Fourth Round, 102nd Pick
TCU's defense and former quarterback Andy Dalton got most of the ink during their rise to college football prominence, but one of their wide receivers has been playing at a high level for the last three years with little fanfare.
That could change when Josh Boyce gets to the NFL.
What does Boyce have to offer to teams that could consider taking him as high as the third round?
Boyce is a thickly built, strong wide receiver, who resembles a running back more than a wideout. He has a fifth gear to pull away from defenders after the catch, and he has good feet to snap through breaks in his routes. Boyce is tough after the catch with good balance and field vision. He is also good at making plays on contested balls in the air.
Since he's under six feet with shorter arms, Boyce isn't going to have a great high-wire act in the NFL or create size mismatches with cornerbacks. He is only an adequate blocker at best and sometimes barely contributes in this area. Some believe that his lack of natural size will limit him to the slot in the pros.
Boyce ran a 4.38 at 5'11" and 206 pounds, which helps confirm that his speed will translate to the NFL. His 22 bench-press reps back up his reputation as a strong receiver. With only 31.25" arms and a 34" vertical, Boyce doesn't really make up the disadvantage of being only 5'11" when he is in the air. Boyce's excellent 6.68 three-cone time shows up in his route running.
Since he already completed his degree in sociology, Boyce's choice to come out early for the NFL draft this year was made a little easier. He might have put up his terrific combine numbers with a broken pinkie toe—it was discovered after the workout.
Boyce lined up both outside and in the slot in TCU's spread offense.

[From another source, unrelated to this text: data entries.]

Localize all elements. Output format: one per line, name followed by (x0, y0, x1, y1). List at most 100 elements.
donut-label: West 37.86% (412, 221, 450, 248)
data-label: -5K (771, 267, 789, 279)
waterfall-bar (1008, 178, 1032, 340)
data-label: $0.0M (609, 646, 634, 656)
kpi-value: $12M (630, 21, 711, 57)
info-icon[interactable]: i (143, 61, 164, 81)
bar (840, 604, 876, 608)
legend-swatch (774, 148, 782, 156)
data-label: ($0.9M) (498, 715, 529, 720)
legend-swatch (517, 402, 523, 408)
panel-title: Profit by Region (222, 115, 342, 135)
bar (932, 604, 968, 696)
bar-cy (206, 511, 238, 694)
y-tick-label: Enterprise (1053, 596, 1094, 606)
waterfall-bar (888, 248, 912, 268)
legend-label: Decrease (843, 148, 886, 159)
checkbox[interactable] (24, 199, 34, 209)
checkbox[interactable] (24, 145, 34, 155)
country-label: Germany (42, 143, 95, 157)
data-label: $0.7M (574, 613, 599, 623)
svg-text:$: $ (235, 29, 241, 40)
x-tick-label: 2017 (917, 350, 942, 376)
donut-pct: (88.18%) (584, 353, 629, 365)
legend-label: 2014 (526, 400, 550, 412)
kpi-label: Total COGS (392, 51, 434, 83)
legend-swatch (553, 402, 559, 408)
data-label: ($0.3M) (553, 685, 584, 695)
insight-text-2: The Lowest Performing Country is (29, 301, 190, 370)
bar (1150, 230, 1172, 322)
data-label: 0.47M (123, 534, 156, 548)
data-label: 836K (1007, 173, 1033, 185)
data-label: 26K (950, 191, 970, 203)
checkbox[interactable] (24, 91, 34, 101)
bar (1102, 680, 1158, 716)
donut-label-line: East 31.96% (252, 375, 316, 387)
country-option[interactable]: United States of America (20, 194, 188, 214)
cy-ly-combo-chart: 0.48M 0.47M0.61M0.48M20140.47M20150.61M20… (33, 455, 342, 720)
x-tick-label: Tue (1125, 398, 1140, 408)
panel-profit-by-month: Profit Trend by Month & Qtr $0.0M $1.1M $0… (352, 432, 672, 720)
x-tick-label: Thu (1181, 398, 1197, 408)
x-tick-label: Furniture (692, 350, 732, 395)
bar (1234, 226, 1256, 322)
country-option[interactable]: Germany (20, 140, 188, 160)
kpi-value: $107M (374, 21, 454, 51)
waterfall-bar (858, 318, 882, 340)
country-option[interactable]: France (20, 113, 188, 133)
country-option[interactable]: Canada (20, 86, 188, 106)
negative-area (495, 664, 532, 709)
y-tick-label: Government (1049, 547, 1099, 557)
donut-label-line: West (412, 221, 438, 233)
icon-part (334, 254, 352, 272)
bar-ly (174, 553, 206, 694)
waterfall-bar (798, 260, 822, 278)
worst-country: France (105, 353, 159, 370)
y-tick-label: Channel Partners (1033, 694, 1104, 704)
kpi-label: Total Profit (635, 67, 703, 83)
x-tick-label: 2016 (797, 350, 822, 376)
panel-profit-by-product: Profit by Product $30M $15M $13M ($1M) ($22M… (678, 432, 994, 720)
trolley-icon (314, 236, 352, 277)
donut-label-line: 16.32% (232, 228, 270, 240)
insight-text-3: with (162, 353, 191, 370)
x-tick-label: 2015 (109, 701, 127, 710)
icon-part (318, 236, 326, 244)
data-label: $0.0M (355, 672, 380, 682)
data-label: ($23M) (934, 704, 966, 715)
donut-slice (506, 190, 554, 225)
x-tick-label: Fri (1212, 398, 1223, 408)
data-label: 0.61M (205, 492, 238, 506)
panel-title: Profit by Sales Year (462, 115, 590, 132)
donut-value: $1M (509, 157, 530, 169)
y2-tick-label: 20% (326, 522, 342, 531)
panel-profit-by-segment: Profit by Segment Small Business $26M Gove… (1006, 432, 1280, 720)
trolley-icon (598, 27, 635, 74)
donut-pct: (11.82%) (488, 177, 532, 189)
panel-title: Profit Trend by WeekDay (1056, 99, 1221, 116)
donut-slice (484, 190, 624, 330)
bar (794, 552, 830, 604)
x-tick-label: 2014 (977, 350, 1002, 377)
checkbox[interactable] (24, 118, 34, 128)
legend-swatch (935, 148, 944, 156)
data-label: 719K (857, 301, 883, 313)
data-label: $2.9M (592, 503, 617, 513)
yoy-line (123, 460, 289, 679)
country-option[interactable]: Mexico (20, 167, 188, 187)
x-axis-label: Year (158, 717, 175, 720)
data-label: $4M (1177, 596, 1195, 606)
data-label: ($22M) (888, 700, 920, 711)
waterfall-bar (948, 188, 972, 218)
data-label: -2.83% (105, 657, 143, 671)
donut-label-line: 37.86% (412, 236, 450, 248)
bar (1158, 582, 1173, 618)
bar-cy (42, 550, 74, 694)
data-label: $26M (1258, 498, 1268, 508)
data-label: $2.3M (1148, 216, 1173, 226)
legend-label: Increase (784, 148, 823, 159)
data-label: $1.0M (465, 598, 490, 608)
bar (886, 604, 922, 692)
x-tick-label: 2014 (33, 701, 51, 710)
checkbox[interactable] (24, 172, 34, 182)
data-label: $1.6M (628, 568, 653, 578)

With a good burst out of his stance and a quick, short stride, Boyce usually gets into the route tree quickly. He does sometimes hop out of his stance and hesitate. While this does help him beat the jam, it can delay his arrival at the break in his route.
Boyce is very crisp on double moves, and he also has the guts to work the middle of the field without fear. His breaks tend to leave the corner a beat behind and create separation, although Boyce is faster with the ball in his hands than he is running routes.
Boyce is one of the better "hands catchers" in the draft. He is not exceptional and will body catch or double clutch at times, but his hands are certainly above average. Boyce can make catches outside of his frame and the occasional circus catch.
Even though Boyce has a smaller catch radius than his peers, he is good at high-pointing the ball and making the grab at extension. Tracking the deep ball over his shoulder is easy for Boyce, and he can also make plays on balls that he has to compete for. Boyce generally plays with a "my ball" mentality when it's time to make a play.
Run After Catch
The lack of natural length is somewhat compensated for by the added benefit of Boyce's running back frame after the catch. He is a rugged runner who will break tackles and get yards after contact, but Boyce is also elusive. He sets tacklers up for one-on-one moves in the open field, but he also has terrific vision and knows exactly when to cut back against the grain to extend a play. Boyce's speed is most apparent after the catch, when he can routinely pull away from all but the fastest defensive backs.
Sometimes you will see Boyce find and occupy a target as a blocker, but at other times he'll just go through the motions. Even when he engages his opponent, Boyce doesn't really move or physically defeat the defender. The best you'll see is a stalemate, which is usually not sustained to the whistle. Plays that hinge of Boyce's blocking are generally unsuccessful.
Scheme Versatility/Future Role
While Boyce's height may cause him to be pigeonholed as a slot receiver, he has the foot quickness and long speed to be an outside receiver. In either spot, he'll threaten the defense with vertical speed and a good gain after the catch. Boyce could also get a look as a kick returner.